Tribuna abierta

No es lo mismo simpatía que empatía

03.09.2015 | 02:20

Cuando hablamos de empatía, nos referimos a la capacidad de entender cómo se puede llegar a sentir una persona al margen de estar o no de acuerdo con su forma de pensar. No se trata de tener poderes, ni de lograr leer la mente de los demás, tan solo ponerte en sus zapatos durante un momento aunque te queden grandes y así poder compartir y comprender sus preocupaciones, necesidades y emociones. Quien aprende a desarrollar la empatía posee una herramienta que puede ser muy beneficiosa para mejorar su calidad de vida.
Todos tenemos un grado de empatía y se trata de conseguir un equilibrio. Desarrollarlo no hasta el punto de convertir los problemas de los demás en tuyos pero tampoco carecer de esta habilidad, ya que la ausencia de empatía es una característica común de psicópatas y criminales. Tenemos que ser capaces de sumergirnos en el mundo de las emociones de otro sin ahogarnos en este.

Frecuentemente confundimos simpatía con empatía y lo cierto es que podemos tener un sobresaliente en simpatía y, a la vez, un muy deficiente en empatía. Cuando alguien nos cuenta un problema, la simpatía tomaría el papel de buscar algo positivo de la situación que nos comentan, pero sin necesidad de comprenderla. Su papel más bien sería resultar del agrado del otro. Sin embargo, la empatía va más allá. Nos referimos a que, teniendo en cuenta las creencias y la forma de pensar, de ser y actuar de la otra persona, podamos comprender cómo puede llegar a sentirse en esa situación. Ponernos por un instante en su pellejo y comprender esas emociones, pero no desde nuestro punto de vista sino desde el suyo. Lógicamente la relación más idónea es cuando se una la simpatía con la empatía.

Y, ¿para qué nos puede servir la empatía?:

1- Mejora nuestras relaciones sociales creando un clima de confianza. El saber ponernos en el lugar del otro hace que los demás se sientan comprendidos y sobre todo respetados, por lo que lograrás que tus relaciones a la hora de expresar sus emociones lo hagan de forma sincera y sin miedo a ser juzgados.
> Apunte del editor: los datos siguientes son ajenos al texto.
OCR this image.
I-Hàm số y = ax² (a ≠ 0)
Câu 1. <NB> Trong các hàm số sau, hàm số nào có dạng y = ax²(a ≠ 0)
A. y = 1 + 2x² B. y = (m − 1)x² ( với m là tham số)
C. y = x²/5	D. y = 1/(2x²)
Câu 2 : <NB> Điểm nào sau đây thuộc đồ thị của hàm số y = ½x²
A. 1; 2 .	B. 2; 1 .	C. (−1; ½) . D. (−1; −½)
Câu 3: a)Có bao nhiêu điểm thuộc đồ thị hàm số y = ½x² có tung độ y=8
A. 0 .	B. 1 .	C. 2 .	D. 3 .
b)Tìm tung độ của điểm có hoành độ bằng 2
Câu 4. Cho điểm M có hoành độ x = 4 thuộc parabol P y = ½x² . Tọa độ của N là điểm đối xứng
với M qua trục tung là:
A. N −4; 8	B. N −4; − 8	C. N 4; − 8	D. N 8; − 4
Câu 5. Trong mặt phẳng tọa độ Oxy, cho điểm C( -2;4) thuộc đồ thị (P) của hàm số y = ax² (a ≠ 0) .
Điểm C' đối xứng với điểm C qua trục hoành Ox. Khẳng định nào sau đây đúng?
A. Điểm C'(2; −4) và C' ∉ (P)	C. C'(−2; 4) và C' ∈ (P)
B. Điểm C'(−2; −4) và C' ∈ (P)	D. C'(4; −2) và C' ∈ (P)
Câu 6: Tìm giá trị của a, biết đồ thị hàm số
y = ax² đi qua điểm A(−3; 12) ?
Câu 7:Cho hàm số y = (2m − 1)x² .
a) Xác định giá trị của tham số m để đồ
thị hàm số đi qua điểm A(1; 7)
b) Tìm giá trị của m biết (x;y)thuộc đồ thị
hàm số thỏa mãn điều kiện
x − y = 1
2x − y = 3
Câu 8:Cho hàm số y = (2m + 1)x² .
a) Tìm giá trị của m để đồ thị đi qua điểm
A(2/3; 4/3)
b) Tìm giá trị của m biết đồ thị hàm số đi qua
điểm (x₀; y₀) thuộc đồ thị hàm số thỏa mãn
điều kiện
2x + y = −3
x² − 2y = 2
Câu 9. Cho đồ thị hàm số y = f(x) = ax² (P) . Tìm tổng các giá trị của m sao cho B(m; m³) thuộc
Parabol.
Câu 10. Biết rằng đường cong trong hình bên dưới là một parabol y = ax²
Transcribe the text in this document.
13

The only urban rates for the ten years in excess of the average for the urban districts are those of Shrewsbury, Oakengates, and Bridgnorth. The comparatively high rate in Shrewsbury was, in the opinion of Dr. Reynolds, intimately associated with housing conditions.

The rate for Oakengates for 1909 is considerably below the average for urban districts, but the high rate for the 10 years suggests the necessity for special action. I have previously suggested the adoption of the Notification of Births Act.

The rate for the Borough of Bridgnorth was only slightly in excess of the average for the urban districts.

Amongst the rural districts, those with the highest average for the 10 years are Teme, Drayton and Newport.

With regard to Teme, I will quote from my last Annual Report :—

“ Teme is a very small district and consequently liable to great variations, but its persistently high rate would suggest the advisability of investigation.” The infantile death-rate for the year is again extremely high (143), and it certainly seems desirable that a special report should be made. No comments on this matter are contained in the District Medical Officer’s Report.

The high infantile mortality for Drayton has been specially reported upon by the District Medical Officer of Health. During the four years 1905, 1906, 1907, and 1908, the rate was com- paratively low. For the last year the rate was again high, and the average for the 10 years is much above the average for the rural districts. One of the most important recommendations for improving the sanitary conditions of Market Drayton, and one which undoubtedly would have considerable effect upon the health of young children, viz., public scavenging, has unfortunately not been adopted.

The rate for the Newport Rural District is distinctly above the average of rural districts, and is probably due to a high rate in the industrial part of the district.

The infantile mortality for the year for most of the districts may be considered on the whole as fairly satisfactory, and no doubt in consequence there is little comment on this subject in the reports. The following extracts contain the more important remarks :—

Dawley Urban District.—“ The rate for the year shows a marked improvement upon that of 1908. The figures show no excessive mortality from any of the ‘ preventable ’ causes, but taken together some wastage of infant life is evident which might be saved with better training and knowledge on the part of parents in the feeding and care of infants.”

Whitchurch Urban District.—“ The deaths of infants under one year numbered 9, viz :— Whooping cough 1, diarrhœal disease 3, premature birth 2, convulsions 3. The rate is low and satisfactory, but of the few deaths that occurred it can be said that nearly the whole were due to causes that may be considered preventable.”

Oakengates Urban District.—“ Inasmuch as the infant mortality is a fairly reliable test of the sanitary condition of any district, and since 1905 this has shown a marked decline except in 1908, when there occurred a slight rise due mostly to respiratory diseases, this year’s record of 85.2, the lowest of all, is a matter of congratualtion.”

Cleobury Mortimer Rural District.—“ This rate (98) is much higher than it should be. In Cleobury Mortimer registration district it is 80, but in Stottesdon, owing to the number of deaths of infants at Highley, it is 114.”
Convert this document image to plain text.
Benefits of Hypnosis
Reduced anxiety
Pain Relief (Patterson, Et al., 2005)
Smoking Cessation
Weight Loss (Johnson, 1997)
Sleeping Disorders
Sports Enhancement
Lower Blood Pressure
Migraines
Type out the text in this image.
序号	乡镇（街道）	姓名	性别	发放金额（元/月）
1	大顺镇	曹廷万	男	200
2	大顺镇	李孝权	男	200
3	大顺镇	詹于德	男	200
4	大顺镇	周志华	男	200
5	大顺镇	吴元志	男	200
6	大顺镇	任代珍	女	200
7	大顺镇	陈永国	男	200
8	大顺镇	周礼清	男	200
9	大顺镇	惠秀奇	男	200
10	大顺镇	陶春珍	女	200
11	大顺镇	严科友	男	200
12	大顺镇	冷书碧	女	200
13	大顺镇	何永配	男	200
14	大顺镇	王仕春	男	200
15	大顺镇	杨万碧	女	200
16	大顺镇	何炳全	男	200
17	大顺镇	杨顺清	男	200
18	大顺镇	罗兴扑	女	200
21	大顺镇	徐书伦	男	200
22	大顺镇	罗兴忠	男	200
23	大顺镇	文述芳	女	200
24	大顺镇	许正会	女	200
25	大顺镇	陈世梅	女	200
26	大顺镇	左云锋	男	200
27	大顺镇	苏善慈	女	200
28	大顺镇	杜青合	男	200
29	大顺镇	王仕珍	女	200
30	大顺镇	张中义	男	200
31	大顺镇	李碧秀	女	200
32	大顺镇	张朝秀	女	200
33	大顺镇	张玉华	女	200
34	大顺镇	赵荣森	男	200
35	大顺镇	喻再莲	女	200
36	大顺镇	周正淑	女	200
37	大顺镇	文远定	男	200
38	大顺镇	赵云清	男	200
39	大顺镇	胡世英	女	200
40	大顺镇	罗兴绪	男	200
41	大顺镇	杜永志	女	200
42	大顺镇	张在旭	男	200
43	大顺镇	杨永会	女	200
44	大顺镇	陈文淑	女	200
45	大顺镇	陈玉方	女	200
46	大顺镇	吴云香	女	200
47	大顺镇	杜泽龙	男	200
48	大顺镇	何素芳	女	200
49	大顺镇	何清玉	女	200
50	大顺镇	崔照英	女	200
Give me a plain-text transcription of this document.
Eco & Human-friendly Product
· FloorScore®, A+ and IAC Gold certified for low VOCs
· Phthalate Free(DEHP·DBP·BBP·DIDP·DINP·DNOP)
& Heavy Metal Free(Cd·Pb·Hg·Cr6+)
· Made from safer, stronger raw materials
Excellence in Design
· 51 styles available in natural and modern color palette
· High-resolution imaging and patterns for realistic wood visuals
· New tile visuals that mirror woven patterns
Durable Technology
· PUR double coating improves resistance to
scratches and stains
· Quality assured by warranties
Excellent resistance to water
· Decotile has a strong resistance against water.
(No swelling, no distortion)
2- A la hora de comunicar malas noticias, seguramente facilitarás a esa persona que pueda asimilarla de la forma más positiva y sana.
3- Puedes anticipar determinadas conductas. Si consigues entender qué emociones hacen que ciertas personas actúen como lo hacen, te podrás anticipar a ciertas conductas a la vez que manejar situaciones con mejor habilidad, convencer, conmover y emocionar a otros tan solo con unas simples palabras. Esto funciona mucho en el ámbito laboral. Una persona con funciones de comercial que tenga empatía aumentará la posibilidad de conseguir sus objetivos de venta ya que poniéndose en la situación del otro se hará una idea de sus necesidades. ¿Nunca te has preguntado por qué nos hacen tantas preguntas personales cuando nos van a vender una enciclopedia? ¿Por simpatía? También puede ser pero, sobre todo, para conocerte e ir disfrazándote de ti, conocer tu punto flaco y desde ahí entrar a convencerte. Una estrategia perfecta y una gran virtud para la vida en todos los campos (social, familiar y laboral). ¡Ojo!, por muy empático que seas, no siempre podrás acertar anticipando la actitud de otros, pero sí que muchas veces te ahorrarás sorpresas.

Alguna de las claves para ser más empático:

1- Escucha para entender y comprender y no para responder.

2- Flexibilidad en tus pensamientos. La visión que tienes sobre el mundo y cómo debe funcionar no es la única ni tiene por qué ser la válida.

3- No te impliques en sus sentimientos. Tan solo reconócelos y compréndelos.

4- No juzgues, tan solo intenta comprender a esa persona y sus circunstancias.

5- Demuéstrale que lo entiendes. Cuida tu expresión verbal y no verbal. No interrumpas ni asumas el papel de "yo todo lo sé", dando una charla de consejos que no se te ha pedido.